El aislamiento de un clon de ADN genómico CPN10

La amplificación de genes putativo CPN10 fragmento fue utilizado para clasificar una L. donovani ADN genómico cosmid biblioteca [3]. Cosmids positivos fueron sometidos a una restricción Southern Blot digerir y análisis para identificar subfragments común que se encontraba la CPN10 gen (s). Un 1,5 kb XhoI I fragmento que CPN10 hibridación con la sonda se subcloned en pBluescript y sometidos a análisis de secuencias. La secuencia (GenBank AF394959) contiene un marco de lectura abierto ininterrumpido de 303 bp codificación de un polipéptido putativo 10,7 kDa. Una comparación de la secuencia de búsqueda BLAST confirmó este polipéptido putativo lo que se refiere a eucarióticas y procariótico co-chaperonins. Figura 1A muestra la posición de la L. donovani CPN10 en el linaje de los eucariotas CPN10 proteínas. L. donovani CPN10 grupos dentro de la kinetoplastid homólogos. Figura 1B muestra una alineación con el seleccionado eucarióticas CPN10 polipéptidos. El alto grado de conservación de secuencia entre LdCPN10 y sus homólogos en eucariotas superiores indica una función conservada.

Análisis del Sur

Dentro del conjunto de cromosomas haploides, L. donovani CPN10 parece ser solo ejemplar. Esto fue determinado por Southern Blot L. donovani análisis de ADN genómico, digeridos con 7 endonucleasas de restricción (Figura 2A]. El patrón de fragmentos de restricción no indica la presencia de copias adicionales de genes. También se realizó electroforesis en gel de campo pulsado (Figura 2B] para determinar la localización cromosómica de los genes CPN10. La sonda de hibridación CPN10 específicas cromosómicas a una banda de aproximadamente 1100 kb. Este tamaño corresponde a los cromosomas 26 o 27 ter. Esto se confirmó cuando la secuencia de los principales L. genoma fue terminado; dos copias de CPN10 se encuentran en el cromosoma 26 http://www.genedb.org/genedb/Search?name=LmjF26.0620&organism=leish.

RT-PCR análisis

Del Norte análisis de L. donovani ARN utilizando un CPN10 específicos de la sonda no produjo ningún bandas en el rango de tamaño esperado. Para cerciorarse de que el putativo CPN10 gen codifica una ARN estable, se realizó RT-PCR. De células enteras se reversely ARN transcrito utilizando un oligo-dT primer. El primer capítulo de cDNA se utilizó como modelo en una amplificación mediante PCR primers CPN10-1 y CPN10-4. Controles negativos incluyó una amplificación de material de una combinación de la síntesis de cDNA que se han inactivado a 65 ° C durante 10 minutos (Figura 2C, carril 1), y una amplificación con una cantidad equivalente de células enteras RNA como plantilla (carril 3), a Excluir contaminaciones de ADN en el ARN preparación. Ambas reacciones no da lugar a un producto de amplificación. La reacción de ADNc como plantilla (carril 2), sin embargo, produjo un ~ 350 bp PCR producto, gran parte la misma que la reacción con el ADN genómico como plantilla (carril 4). Llegamos a la conclusión de que la estable, polyadenylated RNA se produce a partir de la CPN10 gen.

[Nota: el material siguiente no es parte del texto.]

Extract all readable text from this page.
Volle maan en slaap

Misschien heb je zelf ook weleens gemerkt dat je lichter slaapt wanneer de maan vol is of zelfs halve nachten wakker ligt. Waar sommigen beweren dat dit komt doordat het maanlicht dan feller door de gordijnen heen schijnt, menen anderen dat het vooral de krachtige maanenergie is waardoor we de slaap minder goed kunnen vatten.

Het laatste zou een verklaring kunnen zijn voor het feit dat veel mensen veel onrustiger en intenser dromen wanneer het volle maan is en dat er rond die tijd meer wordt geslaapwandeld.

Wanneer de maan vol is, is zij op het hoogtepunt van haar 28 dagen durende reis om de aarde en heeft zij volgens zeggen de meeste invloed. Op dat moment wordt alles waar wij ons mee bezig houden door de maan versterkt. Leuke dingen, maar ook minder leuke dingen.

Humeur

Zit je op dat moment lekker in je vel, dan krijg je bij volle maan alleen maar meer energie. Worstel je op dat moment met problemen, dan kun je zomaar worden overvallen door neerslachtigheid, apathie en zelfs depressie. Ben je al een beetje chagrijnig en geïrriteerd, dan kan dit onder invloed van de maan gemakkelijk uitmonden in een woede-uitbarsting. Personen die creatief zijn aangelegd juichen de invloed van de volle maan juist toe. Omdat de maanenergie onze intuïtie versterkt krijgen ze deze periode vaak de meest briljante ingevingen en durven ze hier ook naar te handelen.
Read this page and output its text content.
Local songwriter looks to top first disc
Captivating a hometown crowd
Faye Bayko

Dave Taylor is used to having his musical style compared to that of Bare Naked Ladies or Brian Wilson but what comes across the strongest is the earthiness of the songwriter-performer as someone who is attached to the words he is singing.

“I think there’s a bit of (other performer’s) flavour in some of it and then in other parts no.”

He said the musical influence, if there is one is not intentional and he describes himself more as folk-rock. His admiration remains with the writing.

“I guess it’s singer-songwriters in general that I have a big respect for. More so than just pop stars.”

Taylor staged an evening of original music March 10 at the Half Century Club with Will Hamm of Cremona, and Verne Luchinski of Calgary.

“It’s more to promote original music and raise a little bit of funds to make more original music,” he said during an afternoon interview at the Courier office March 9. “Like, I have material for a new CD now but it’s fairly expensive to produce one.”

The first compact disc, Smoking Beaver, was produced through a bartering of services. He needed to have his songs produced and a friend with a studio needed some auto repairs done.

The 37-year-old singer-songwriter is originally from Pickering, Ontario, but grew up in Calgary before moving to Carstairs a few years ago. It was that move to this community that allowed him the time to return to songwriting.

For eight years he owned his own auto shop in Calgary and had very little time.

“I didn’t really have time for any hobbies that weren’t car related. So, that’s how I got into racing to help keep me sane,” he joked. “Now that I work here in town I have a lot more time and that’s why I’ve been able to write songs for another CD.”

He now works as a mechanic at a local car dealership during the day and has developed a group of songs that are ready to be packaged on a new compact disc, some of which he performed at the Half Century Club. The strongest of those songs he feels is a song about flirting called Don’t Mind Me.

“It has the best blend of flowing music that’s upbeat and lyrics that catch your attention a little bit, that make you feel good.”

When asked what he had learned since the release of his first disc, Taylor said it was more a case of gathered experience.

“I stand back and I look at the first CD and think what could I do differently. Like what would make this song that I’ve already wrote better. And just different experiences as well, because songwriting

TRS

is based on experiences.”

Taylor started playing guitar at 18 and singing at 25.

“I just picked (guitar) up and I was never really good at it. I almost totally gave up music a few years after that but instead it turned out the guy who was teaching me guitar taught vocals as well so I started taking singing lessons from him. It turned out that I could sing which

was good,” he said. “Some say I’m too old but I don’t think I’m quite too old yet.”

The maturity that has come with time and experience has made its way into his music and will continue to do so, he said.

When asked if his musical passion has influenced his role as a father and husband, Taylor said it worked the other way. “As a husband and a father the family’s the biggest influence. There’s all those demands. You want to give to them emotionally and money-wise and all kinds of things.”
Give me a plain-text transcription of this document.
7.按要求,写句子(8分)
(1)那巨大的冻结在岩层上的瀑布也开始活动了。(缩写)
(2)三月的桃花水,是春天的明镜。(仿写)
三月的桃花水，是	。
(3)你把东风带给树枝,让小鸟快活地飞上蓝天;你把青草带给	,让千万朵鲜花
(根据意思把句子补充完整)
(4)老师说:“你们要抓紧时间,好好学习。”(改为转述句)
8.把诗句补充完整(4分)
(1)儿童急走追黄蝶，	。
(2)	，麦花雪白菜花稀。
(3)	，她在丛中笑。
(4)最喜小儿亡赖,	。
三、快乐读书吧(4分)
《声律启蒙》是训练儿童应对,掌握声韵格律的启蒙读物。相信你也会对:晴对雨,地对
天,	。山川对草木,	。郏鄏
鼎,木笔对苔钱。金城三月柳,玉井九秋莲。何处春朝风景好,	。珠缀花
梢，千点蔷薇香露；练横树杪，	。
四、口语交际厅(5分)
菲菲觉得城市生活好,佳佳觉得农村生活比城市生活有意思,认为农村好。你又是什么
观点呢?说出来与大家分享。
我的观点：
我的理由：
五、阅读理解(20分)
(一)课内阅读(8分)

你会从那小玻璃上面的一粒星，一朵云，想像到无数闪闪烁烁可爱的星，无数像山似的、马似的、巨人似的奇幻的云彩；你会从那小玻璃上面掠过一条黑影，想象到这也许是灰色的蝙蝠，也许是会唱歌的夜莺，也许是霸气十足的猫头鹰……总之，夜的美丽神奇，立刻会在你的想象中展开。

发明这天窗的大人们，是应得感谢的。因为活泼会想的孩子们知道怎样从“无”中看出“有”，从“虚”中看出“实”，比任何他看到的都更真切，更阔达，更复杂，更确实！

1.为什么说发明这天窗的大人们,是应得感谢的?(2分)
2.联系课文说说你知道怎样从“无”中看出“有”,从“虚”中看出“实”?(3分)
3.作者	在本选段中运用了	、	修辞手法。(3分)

Producción de anticuerpos anti-CPN10

El marco de lectura abierta CPN10 se subcloned en pJC45, un derivado de la pJC40 [4, 12], para la expresión en E. coli cepa Bl21 (DE3) [13]. Su-etiquetados CPN10 fue purificado por cromatografía de metal quelato (Figura 3] y se usa para immunise las gallinas ponedoras. Los anticuerpos fueron preparados a partir de yema de huevo, antes y después de la inmunización de rendimiento pre-inmune y CPN10 preparativos de anticuerpos específicos. En los análisis Western Blot, estos anticuerpos recombinantes rCPN10 fielmente reconocidos (no se muestra).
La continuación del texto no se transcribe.